Vistos los preceptos citados y demás de general y pertinente aplicación, en nombre del Rey, y por la autoridad conferida por el Pueblo Español;
Fallo
Que estimamos el recurso de apelación interpuesto por la representación procesal de don Torcuato , contra la sentencia del Juzgado de Primera Instancia número 3 de Orihuela, de fecha 2 de mayo de 2012 , que revocamos y, en su lugar, estimamos la demanda interpuesta por aquél contra PROCUMASA,SA, y declaramos resuelto el contrato privado de compraventa de fecha 12 de junio de 2007, condenando a la demandada estar y pasar por tal resolución y a que pague al demandante la cantidad de 44.174 #, más intereses legales desde la fecha de cada pago efectuado, interés sustituido por los procesales desde la fecha de esta sentencia de apelación y hasta su completo pago. Se imponen a la demandada todas las costas causadas en la instancia y las de su recurso. Sin especial pronunciamiento en costas en cuanto al recurso del demandante principal.Con devolución del depósito constituido a la parte demandante-recurrente, y con pérdida del constituido de contrario.

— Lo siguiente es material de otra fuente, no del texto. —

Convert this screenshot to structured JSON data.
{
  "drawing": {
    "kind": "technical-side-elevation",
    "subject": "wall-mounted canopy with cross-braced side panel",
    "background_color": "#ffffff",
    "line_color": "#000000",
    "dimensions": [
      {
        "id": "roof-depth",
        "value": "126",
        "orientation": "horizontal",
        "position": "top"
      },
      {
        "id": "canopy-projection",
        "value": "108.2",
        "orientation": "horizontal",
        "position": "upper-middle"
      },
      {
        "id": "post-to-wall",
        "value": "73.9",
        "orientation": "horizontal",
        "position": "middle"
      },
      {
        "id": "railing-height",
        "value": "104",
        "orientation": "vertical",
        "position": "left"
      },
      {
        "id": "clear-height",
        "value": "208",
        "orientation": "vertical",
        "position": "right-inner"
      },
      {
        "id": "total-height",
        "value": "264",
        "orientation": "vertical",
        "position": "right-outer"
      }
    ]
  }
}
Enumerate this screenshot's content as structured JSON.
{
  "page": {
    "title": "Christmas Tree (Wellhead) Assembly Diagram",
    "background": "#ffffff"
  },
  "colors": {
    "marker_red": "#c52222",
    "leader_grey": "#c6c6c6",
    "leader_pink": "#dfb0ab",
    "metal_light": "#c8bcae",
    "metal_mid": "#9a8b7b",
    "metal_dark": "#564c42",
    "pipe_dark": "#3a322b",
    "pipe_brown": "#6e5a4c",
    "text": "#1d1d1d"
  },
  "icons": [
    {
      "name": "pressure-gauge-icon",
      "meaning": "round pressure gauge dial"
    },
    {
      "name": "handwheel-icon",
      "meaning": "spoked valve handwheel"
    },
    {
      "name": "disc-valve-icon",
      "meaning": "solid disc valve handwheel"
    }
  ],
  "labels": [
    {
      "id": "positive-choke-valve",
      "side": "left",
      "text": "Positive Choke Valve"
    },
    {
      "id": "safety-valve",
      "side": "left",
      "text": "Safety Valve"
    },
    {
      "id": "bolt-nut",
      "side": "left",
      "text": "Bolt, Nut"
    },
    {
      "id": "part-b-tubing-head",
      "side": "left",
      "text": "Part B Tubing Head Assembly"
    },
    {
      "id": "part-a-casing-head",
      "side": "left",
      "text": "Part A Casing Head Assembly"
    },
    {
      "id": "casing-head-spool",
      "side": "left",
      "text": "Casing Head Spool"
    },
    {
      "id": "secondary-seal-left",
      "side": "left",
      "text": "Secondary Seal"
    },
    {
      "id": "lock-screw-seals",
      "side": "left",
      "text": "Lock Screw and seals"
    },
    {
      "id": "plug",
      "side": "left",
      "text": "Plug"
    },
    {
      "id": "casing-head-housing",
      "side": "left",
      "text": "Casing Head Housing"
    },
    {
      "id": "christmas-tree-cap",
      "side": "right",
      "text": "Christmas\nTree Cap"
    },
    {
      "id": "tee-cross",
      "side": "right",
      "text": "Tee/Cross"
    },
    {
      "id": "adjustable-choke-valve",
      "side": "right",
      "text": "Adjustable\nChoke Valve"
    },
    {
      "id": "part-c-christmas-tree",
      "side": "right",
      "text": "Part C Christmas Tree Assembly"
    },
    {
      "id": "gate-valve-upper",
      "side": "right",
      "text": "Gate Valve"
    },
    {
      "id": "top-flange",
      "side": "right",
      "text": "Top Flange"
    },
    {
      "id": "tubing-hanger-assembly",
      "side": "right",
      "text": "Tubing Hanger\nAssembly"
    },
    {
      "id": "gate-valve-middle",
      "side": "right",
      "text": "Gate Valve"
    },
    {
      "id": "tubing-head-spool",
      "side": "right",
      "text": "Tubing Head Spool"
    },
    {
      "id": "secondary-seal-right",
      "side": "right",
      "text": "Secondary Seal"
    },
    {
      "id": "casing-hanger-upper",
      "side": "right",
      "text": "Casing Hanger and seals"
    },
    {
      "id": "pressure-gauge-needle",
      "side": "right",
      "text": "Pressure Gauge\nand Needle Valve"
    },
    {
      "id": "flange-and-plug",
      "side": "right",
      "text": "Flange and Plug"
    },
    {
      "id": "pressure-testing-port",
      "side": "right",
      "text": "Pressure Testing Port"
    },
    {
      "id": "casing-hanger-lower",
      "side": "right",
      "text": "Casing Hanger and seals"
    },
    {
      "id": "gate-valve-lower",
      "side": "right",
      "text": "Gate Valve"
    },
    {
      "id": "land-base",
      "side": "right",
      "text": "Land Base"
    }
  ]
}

Notifíquese esta sentencia conforme a la Ley y, en su momento, devuélvanse los autos originales al Juzgado de procedencia, de los que se servirá acusar recibo, acompañados de certificación literal de la presente resolución a los oportunos efectos de ejecución de lo acordado, uniéndose otro al rollo de apelación.
Contra la presente resolución, cabe recurso en los supuestos y términos previstos en los Capítulos IV y V del Título IV del Libro II y Disposición final 16ª de la LEC 1/2000 .
De conformidad con la Disposición Adicional Decimoquinta de la LOPJ 6/1985, según redacción dada por la LO 1/2009, para interponer contra la presente resolución recurso extraordinario por infracción procesal (concepto 04) y/o de casación (concepto 06), artículos 471 y 481 de la LEC , deberá consignarse en la 'Cuenta de Depósitos y consignaciones' de este Tribunal nº 3575, al tiempo de su preparación, la cantidad de 50 euros por cada recurso, bajo apercibimiento de inadmisión a trámite; y ello sin perjuicio del pago de la tasa por actos procesales, cuando proceda, así como la tasa correspondiente por aplicación de la Ley de Tasas 10/12.
Así, por esta nuestra sentencia definitiva que, fallando en grado de apelación, lo pronunciamos, mandamos y firmamos.
PUBLICACIÓN.- La anterior resolución ha sido leída y publicada en el día de su fecha por el Ilmo. Sr.
Ponente, estando la Sala reunida en audiencia pública. Doy fe.